Figure 19 shows the estimated extreme ice loads for regions 2, 16, and 20 of the icebreaking ship in a rotational state. From the figure, it can be seen that the extreme ice load in region 16 located at the midship is greater than those in regions 2 and 20 located at the bow and stern. The estimated result in region 16 is 51.3% higher than that in region 2 and 45.4% higher than that in region 20. The main reason is that in the rotational process of the icebreaking ship, the failure mode of the sea ice at the midship is dominated by compression failure, leading to a larger value of ice load. At the bow and stern, there is a certain inclination angle forming a conical hull structure, making the failure mode of the sea ice dominated by bending failure. The extreme ice loads at the bow and stern are almost the same, with a difference of 17.4%.
6. Conclusions
In this study, based on probability and statistical analysis, a probability distribution function of sea ice thickness in the Arctic was determined. A stochastic ice field was constructed by using Monte Carlo simulation to generate a sufficient number of sea ice thickness samples. Then, a numerical model of ice–ship interaction was built based on the parameters of the “Xuelong 2” and the stochastic ice field model. The validity of the numerical model was verified by experimental results. Finally, the ice load time history data were obtained based on the numerical model, and the extreme ice loads on the icebreaker in straight and rotational motion states in the ice field were estimated using the asymptotic method. The following conclusions were drawn:
(1) It is feasible to use the acceptance–rejection sampling method to generate a random thickness ice field and combine it with finite element numerical simulation of the icebreaking process for assessing icebreaking resistance.
(2) In the straight state of the ship motion in the ice field, the local ice loads at the bow showed a high trend but were smaller in both the midhull and stern areas. In the rotational state, the ice loads at the ship’s midship were significantly higher than those at the bow and stern, mainly because the primary failure mode of sea ice at the midship was crushing.
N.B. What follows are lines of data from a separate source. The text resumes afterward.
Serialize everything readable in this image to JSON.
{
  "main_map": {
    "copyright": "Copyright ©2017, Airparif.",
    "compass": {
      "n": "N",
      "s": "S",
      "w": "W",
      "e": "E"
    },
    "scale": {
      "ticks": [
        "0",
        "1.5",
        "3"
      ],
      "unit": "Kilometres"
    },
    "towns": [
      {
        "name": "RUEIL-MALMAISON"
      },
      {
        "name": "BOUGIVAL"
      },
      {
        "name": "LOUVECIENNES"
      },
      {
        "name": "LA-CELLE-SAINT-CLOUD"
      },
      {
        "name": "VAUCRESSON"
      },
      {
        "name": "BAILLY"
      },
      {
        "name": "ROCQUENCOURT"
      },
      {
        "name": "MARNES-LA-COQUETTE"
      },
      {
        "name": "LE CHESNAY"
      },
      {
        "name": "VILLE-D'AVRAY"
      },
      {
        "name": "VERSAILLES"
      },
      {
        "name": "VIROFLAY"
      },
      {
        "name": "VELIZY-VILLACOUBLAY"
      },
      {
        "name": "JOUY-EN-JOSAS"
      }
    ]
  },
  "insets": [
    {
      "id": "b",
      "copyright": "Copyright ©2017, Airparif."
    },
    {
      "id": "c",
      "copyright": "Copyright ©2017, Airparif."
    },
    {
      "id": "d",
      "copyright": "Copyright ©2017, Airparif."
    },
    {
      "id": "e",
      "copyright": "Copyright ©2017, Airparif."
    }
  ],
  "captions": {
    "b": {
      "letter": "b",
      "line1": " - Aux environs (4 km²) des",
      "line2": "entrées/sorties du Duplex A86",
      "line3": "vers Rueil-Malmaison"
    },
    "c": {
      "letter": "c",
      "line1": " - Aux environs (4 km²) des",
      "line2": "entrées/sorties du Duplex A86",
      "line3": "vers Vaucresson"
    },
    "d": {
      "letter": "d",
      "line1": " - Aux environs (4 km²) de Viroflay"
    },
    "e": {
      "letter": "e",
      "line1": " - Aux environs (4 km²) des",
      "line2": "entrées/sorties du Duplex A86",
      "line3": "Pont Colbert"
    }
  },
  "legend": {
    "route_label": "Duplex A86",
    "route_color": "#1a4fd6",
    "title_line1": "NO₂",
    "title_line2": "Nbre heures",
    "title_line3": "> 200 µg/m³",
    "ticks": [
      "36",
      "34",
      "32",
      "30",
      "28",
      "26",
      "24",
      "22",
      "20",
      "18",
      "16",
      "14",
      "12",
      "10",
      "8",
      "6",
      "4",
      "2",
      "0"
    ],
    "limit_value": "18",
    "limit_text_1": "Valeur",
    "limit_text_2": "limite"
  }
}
The ice load on the hull reaches its maximum value when the ship is turned about 45°.
(3) The asymptotic method is applicable for estimating the extreme ice loads of icebreaking ships, and the estimated results reflect the changing trends of ice loads in different regions.
The limitation of the work in this paper is that only the sea ice thickness was chosen as a stochastic parameter of the ice field, while other sea ice mechanical parameters were regarded as deterministic parameters. However, in practice, the mechanical parameters of sea ice are also highly stochastic, and in the future it will be necessary to include the stochastic variations of these parameters in the collection and statistics of other mechanical parameters of sea ice and in the establishment of the stochastic ice field model.